Quant aux pays comme le Canada (Québec exclu), l’Australie, Hong Kong et la Nouvelle Zélande, de par leurs liens historiques et culturels avec l’Angleterre, ils ont l’avantage de tous faire référence à la division entre barrister et solicitor pour définir la notion d’avocat. Ils exercent généralement les mêmes fonctions que celles opérées par les solicitors et barristers d’Angleterre. La spécificité est toutefois que si en Angleterre (comme en Irlande), la fonction de solicitor ne peut pas être cumulée avec celle de barrister, il en est autrement dans ces pays susmentionnés. Par exemple, en Nouvelle Zélande, lorsqu’un juriste va s’enregistrer au Barreau, il sera directement solicitor et barrister. Seuls les avocats expérimentés pourront demander à être seulement enregistrés comme barrister (avocat plaidant) s’ils le souhaitent. A Hong Kong, au Canada (Québec exclu) ou en Australie (sauf pour l’État du Queensland où il n’y a pas de cumul de corps de métier), les solicitors peuvent s’inscrire aussi comme barristers (ceci depuis la loi de 2004 sur les professions juridiques). Toutefois, en pratique, la plupart des avocats de ces pays choisissent une des deux fonctions sans les cumuler. Par conséquent, les difficultés de traduction seront les mêmes que celles rencontrées dans le système britannique. Quand il faudra définir le terme “avocat”, il faudra tenir compte de la fonction que joue le solicitor comme cela a été expliqué précédemment dans cet article.

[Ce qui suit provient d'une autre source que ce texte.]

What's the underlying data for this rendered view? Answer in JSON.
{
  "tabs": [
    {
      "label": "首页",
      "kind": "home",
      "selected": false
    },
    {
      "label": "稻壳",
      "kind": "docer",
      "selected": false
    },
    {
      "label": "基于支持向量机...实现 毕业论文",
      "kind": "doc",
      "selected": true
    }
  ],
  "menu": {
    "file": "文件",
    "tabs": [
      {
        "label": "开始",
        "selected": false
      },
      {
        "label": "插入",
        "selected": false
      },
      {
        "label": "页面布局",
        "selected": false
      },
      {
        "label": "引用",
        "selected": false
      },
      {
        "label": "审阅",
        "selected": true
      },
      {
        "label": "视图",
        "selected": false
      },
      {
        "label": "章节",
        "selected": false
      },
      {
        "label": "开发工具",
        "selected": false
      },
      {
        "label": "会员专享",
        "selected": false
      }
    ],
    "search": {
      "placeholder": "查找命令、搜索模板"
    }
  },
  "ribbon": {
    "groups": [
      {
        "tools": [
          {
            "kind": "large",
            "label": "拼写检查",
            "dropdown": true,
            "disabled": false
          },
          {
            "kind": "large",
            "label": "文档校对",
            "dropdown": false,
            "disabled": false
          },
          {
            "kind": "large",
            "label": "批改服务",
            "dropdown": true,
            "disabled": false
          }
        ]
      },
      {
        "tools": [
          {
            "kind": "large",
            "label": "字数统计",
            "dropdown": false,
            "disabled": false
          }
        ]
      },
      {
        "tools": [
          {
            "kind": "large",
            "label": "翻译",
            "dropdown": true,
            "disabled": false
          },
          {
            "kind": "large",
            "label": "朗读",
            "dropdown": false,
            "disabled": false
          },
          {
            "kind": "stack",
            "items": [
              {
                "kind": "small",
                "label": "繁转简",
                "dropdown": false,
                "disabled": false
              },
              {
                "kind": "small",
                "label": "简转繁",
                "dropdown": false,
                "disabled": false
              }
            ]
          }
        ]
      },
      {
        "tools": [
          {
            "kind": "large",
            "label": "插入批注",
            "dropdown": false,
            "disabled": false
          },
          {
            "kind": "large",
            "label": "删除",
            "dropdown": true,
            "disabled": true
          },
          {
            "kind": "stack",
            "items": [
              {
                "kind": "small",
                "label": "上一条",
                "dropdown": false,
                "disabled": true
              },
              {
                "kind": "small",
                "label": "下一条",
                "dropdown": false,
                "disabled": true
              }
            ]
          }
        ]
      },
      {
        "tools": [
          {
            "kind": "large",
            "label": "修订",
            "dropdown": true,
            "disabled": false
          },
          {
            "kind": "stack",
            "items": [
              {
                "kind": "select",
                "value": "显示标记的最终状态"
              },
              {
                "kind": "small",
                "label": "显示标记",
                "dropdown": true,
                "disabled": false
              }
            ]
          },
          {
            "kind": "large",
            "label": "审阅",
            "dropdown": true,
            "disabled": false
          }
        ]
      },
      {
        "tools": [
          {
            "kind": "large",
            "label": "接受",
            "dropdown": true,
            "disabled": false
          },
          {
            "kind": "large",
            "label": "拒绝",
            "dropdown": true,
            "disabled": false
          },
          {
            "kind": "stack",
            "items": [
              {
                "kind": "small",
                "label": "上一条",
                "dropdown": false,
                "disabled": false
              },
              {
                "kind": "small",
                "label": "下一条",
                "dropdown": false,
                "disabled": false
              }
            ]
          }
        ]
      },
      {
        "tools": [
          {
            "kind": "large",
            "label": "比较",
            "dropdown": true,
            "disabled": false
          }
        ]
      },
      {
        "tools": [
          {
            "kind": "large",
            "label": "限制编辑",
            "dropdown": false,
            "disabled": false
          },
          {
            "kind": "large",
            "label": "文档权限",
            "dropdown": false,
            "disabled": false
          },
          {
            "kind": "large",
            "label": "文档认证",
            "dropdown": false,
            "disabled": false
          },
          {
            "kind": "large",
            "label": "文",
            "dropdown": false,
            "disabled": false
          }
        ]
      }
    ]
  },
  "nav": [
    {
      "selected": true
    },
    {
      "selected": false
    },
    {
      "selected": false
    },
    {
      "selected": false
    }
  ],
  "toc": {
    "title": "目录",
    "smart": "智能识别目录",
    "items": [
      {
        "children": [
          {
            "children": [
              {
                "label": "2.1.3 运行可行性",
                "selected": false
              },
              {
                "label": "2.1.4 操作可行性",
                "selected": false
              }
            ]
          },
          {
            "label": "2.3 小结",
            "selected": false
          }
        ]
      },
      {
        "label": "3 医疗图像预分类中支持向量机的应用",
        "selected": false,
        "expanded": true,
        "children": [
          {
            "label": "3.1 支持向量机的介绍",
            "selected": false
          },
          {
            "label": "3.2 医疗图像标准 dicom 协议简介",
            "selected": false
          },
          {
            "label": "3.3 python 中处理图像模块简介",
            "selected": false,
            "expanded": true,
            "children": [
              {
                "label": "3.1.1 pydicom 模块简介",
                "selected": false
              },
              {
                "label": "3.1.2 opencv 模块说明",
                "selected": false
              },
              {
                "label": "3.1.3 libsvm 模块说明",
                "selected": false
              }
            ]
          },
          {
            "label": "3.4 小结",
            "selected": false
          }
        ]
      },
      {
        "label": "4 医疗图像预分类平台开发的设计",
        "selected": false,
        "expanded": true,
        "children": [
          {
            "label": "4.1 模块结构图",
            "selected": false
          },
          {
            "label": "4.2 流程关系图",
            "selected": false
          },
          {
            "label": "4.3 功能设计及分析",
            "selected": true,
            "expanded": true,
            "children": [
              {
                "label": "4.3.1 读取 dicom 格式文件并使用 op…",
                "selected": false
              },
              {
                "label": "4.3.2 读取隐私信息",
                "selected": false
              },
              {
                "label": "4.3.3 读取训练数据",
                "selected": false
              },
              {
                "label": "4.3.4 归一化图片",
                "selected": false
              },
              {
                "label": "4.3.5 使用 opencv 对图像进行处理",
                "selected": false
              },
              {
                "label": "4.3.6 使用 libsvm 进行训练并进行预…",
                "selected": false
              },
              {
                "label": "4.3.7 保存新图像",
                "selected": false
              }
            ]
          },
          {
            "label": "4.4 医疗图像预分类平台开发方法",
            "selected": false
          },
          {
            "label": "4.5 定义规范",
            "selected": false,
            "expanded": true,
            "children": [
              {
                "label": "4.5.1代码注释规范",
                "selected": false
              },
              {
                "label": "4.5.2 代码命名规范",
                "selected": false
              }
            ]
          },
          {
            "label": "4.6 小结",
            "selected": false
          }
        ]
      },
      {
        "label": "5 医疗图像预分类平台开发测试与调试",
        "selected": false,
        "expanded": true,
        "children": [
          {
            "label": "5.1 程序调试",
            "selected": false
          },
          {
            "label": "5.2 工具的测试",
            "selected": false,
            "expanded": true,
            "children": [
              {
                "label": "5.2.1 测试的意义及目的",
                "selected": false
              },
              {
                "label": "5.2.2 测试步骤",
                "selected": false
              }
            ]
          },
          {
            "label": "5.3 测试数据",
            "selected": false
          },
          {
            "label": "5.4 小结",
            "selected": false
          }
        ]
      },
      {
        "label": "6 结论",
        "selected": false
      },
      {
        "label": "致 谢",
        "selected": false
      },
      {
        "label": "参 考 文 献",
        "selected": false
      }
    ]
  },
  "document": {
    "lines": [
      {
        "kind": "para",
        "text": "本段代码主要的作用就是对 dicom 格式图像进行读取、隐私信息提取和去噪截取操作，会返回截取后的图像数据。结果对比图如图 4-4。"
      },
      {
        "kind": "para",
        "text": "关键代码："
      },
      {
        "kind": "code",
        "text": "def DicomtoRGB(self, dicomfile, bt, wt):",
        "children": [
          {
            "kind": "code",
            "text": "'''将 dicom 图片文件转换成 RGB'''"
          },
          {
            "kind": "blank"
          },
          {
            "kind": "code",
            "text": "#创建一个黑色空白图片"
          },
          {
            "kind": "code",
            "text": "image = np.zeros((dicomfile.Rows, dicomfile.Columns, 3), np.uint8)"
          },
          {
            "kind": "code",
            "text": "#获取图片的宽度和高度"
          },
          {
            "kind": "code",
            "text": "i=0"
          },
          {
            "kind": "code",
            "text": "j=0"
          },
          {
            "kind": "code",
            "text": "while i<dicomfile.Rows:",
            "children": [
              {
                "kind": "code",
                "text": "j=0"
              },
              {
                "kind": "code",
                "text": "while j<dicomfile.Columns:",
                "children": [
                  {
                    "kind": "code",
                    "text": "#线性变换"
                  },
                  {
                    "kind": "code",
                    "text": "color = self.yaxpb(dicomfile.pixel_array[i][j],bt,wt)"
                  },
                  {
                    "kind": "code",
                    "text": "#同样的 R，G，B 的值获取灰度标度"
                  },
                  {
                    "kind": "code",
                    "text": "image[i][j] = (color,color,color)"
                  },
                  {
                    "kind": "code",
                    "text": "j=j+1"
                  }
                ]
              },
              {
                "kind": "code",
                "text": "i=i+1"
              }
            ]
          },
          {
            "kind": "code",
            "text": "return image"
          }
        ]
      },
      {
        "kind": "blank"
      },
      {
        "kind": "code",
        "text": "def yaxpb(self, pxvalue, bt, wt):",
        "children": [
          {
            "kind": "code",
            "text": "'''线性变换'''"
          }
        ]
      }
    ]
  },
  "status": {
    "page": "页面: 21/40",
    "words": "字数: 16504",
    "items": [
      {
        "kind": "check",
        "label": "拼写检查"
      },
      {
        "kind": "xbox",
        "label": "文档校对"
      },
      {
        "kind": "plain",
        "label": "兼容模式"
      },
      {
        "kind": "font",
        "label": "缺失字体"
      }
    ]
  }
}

Au Québec, il y a essentiellement des avocats et des notaires. Ainsi, “avocat” sera traduit de la même manière qu’en français et sa notion se rapprochera plus de celle des attorneys aux États-Unis (voire lawyer dans le langage commun) et des barristers en Angleterre sans jamais pour autant être le parfait équivalent. Les notaires (ou civil-law notaries ou notaries) sont eux plus apparentés aux solicitors d’Angleterre.

En conclusion, le contexte auquel fait référence un texte est fondamental en traduction quelque soit le domaine dans lequel le traducteur est spécialisé (cela n’est pas propre qu’à la traduction juridique). Les équivalences entre pays sont extrêmement rares compte tenu des différences culturelles, historiques et ainsi juridiques.

Selon les documents à traduire, il pourra s’avérer utile de mettre une note explicative pour le client. D’autre fois, les notes explicatives ne seront pas mises voire ne seront pas recommandées (les clients recherchent avant tout une traduction de texte, non des commentaires) et on ne se basera que sur la traduction des termes qui seront mis entre guillemets avec le terme d’origine ajouté juste après et mis entre parenthèses.